Perhaps the natural taste for gardening was never more strikingly exemplified than in the case of Saabye, a Danish missionary, who, with his wife, resided many years on the coast of Greenland. The missionary's house was surrounded by high rocks, which partially sheltered it from the fury of the northern storms and sea; but the mould on the stony soil in its vicinity was not deep enough for any root, and Saabye and his wife were obliged to transport the requisite additions from a considerable distance in a tub, having no other utensil suitable for the service. Thus the first garden in Greenland was formed; and the missionary planted it after the manner of cottage gardens in Denmark, with seeds sent him by the ship that came annually at midsummer.

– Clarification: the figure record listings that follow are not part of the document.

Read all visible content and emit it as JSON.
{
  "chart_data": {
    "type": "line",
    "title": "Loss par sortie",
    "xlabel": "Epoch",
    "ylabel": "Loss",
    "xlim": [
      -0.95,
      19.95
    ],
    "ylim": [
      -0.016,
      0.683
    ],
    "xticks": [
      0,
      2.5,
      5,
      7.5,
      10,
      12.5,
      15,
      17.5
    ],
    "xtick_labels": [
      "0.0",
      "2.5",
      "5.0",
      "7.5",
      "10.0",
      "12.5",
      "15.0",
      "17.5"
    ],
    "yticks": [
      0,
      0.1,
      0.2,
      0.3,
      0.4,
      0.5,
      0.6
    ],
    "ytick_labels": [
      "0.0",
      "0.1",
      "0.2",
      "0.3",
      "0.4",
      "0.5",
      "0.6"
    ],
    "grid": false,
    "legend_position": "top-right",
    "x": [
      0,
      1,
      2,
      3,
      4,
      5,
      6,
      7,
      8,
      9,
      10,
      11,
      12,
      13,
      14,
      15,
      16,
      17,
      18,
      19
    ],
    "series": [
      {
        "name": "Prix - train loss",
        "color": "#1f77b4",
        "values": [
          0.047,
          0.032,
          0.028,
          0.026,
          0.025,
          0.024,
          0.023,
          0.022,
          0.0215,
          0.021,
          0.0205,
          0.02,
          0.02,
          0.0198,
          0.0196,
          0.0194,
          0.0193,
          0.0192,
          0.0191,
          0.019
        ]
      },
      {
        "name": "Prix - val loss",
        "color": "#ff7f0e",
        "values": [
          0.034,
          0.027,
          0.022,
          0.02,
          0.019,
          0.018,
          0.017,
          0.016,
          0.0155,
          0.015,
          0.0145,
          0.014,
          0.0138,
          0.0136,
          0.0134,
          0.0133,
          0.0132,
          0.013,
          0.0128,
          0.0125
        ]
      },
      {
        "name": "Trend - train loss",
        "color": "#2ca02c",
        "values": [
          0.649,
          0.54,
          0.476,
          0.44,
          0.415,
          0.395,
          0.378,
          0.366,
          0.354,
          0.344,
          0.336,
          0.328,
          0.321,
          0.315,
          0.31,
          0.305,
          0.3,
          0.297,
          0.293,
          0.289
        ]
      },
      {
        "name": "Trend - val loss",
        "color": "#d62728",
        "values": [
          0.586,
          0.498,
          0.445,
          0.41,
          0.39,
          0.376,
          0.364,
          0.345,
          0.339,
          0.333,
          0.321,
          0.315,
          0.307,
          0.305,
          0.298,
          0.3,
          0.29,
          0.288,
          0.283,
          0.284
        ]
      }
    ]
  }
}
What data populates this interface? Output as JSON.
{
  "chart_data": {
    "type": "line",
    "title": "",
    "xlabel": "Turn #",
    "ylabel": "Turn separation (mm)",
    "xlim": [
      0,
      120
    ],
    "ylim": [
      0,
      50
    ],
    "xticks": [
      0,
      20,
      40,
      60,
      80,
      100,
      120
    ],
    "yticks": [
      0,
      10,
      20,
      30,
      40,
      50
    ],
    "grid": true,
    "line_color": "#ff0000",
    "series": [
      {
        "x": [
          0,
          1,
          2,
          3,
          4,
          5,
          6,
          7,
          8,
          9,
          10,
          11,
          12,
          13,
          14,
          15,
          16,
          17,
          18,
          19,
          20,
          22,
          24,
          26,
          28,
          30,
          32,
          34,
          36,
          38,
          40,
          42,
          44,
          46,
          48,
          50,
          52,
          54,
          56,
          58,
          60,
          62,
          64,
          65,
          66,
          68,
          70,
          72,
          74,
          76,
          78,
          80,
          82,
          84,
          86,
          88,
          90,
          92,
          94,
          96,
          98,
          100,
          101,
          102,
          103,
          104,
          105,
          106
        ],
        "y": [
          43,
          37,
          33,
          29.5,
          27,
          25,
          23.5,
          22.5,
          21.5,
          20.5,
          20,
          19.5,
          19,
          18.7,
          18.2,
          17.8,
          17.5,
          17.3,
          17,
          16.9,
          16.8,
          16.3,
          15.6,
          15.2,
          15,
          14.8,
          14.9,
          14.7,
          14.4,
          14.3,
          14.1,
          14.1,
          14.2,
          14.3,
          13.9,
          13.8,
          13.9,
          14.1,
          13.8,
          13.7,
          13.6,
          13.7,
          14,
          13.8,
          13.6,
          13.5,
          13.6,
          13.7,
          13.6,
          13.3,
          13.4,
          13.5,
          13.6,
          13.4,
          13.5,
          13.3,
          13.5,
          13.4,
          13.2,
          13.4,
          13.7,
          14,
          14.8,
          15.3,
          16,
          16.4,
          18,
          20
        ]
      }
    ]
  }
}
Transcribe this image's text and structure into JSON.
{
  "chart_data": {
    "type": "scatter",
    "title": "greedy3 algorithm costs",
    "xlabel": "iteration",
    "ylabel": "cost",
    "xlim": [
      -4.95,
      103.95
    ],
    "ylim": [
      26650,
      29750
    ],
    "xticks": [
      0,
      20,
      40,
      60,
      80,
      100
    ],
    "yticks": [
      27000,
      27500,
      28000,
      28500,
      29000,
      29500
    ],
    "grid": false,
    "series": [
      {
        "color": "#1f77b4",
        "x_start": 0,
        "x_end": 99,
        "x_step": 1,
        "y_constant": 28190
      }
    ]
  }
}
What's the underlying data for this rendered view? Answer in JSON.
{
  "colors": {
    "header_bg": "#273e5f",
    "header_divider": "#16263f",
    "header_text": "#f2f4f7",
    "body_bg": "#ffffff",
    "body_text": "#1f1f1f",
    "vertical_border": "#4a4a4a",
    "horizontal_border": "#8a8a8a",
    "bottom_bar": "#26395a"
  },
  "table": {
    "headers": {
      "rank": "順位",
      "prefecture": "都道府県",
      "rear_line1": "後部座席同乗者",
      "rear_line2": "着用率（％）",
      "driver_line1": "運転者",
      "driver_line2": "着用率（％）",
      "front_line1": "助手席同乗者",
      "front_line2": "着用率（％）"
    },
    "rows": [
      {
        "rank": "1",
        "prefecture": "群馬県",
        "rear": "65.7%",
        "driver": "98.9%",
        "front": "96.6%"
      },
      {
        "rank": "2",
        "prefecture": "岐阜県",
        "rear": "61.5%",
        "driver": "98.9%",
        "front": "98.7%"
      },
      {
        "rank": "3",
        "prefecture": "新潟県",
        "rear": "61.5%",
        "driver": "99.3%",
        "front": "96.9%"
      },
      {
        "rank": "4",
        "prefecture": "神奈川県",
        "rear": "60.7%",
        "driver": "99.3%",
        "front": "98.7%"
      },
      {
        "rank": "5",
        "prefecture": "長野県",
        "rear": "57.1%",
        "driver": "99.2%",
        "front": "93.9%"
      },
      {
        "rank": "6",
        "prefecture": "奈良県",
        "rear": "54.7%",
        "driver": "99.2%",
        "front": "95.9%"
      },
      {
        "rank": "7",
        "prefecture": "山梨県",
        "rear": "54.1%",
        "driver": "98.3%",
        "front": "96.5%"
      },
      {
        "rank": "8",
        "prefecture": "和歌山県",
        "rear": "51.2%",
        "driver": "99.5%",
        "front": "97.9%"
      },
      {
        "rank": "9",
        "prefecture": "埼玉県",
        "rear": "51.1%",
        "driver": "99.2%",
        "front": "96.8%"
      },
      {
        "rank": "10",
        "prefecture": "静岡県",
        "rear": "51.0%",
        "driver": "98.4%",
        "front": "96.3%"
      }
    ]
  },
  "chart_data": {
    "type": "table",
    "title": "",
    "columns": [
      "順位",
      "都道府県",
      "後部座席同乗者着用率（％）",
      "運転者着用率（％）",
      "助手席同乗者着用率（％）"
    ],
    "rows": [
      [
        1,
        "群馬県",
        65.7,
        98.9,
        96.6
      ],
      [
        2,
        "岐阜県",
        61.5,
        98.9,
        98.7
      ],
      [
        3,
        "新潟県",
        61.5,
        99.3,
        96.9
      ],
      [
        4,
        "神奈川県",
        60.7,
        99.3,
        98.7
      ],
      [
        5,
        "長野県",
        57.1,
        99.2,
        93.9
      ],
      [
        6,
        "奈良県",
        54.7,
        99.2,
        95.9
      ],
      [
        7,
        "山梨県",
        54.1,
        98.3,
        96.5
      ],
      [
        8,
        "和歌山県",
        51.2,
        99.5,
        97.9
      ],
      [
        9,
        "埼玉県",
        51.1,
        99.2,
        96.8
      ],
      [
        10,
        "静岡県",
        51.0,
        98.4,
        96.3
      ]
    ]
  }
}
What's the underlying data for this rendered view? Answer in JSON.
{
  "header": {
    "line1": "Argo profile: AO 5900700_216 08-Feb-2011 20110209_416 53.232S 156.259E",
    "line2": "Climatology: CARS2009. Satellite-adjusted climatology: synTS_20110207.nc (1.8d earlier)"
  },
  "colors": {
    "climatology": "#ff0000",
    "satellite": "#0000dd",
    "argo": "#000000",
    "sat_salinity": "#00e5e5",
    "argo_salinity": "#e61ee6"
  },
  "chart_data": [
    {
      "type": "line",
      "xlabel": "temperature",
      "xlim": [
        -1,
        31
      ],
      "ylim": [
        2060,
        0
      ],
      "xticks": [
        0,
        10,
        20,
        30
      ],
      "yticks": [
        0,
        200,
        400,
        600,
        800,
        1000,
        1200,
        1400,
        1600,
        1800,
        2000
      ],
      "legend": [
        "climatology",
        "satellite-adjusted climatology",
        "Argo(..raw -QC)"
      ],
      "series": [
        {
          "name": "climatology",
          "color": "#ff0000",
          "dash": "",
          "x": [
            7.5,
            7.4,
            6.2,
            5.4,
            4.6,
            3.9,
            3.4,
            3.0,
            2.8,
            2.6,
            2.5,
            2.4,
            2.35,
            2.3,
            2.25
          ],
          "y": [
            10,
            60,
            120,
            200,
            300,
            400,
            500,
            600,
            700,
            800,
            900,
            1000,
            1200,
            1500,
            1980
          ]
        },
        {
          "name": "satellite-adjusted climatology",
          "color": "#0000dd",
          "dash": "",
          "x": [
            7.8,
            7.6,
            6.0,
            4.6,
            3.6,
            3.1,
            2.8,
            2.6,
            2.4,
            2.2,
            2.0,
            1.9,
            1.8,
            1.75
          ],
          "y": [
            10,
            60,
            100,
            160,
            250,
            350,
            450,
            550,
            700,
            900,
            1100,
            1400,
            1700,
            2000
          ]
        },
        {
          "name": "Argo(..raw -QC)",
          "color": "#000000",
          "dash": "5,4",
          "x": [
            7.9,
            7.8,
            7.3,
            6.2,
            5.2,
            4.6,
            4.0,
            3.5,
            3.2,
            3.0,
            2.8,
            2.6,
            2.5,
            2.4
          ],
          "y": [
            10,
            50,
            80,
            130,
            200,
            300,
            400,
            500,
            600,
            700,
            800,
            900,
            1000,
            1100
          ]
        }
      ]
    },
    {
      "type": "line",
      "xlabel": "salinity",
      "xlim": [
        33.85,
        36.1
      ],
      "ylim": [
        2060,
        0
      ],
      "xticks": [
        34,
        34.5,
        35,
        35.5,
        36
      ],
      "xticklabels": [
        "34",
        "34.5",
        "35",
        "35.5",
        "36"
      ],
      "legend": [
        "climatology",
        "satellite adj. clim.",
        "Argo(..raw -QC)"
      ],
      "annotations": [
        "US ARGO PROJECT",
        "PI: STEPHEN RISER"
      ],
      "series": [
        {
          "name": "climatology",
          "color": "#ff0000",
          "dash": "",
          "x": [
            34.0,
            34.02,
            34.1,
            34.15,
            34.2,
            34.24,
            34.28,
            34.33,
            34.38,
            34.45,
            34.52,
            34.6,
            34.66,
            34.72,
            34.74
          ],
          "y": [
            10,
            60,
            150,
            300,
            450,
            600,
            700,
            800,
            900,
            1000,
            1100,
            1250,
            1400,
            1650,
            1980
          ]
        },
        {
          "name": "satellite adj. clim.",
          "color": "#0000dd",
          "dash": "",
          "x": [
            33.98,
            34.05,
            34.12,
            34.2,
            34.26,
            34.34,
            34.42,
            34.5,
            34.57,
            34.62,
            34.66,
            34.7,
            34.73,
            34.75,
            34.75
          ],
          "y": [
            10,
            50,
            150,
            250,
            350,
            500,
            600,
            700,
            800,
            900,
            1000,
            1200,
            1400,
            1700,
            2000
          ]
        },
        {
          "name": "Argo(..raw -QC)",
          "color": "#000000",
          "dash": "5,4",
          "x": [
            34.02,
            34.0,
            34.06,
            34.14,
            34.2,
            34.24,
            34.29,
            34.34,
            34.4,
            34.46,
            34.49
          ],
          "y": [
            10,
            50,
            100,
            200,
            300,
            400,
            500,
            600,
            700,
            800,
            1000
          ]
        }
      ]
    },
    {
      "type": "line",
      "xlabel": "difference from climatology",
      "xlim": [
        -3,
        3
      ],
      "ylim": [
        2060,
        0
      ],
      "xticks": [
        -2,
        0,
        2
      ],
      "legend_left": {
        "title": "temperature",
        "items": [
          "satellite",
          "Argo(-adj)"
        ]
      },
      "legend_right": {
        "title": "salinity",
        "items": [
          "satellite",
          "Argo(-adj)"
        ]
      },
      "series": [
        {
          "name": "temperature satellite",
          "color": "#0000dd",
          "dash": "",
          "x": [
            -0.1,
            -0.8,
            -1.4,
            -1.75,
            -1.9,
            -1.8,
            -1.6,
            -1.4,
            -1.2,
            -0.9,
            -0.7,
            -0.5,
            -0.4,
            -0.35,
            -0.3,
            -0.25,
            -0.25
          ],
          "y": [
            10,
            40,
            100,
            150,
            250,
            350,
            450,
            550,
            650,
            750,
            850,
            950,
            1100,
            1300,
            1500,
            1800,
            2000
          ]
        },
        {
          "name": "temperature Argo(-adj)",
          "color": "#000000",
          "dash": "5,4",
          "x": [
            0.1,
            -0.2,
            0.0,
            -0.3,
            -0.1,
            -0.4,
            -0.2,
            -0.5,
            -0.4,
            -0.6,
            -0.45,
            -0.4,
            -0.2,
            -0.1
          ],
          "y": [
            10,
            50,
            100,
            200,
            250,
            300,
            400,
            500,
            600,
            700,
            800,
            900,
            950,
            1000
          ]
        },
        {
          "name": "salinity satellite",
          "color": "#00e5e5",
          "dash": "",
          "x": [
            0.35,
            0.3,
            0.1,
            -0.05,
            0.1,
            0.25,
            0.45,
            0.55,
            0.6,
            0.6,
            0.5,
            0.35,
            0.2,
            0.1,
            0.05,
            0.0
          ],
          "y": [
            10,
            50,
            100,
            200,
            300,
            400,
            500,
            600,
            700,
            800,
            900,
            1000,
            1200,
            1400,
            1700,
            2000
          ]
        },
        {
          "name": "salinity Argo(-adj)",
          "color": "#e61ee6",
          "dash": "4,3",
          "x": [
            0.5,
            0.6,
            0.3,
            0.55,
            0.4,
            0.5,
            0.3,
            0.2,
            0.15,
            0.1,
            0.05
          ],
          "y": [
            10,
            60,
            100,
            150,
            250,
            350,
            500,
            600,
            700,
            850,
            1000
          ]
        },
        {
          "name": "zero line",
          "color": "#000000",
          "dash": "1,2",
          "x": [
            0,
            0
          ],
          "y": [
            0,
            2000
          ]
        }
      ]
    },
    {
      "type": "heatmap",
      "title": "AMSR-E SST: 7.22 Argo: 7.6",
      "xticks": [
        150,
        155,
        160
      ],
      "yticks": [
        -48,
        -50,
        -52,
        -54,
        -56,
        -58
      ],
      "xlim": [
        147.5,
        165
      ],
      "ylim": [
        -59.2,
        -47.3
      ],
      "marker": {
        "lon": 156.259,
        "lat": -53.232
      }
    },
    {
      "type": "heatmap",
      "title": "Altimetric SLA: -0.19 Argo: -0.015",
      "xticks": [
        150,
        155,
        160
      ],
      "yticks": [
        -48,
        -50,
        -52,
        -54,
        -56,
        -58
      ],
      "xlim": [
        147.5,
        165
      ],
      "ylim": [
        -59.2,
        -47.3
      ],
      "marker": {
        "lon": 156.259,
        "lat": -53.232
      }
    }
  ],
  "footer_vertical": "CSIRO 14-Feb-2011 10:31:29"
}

The results of his gardening experience in the polar regions are curious. It was not till the beginning of July that the frost of the long winter was sufficiently thawed to commence operations; there was then a summer of two months' duration and continual day, the vegetation being proportionally rapid; cabbages flourished remarkably well, turnips grew to the size of a teacup, lost their bitter taste, and acquired an agreeable sweetness; but Saabye's carrots were never larger than the stalk of a tobacco pipe. Celery and broad beans would not grow at all; peas ran into bloom but did not set: and the missionary seems to have regarded these as the only flowers of his garden. Yet in that dreary and remote solitude, surrounded by the natives of the north, whose language they were years in acquiring, the devoted exiles found pleasant occupation and familiar memories of their far old home in the spot so hardly redeemed from sterility, and yielding at the best such scanty returns for their labour. Nor can the subject be wound up without recalling the observations of Lord Bacon in his essay on gardening:--God Almighty first planted a garden; and indeed it is the purest of human pleasures; it is the greatest refreshment to the spirits of man, without which buildings and palaces are but gross handiwork; and a man shall ever see that when ages grow to civility and elegancy, men come to build stately, sooner than to garden finely, as if gardening were the greater perfection. Yes, gardens are clearly significant of elegancy. He cannot be a bad man who loves either flowers or gardens.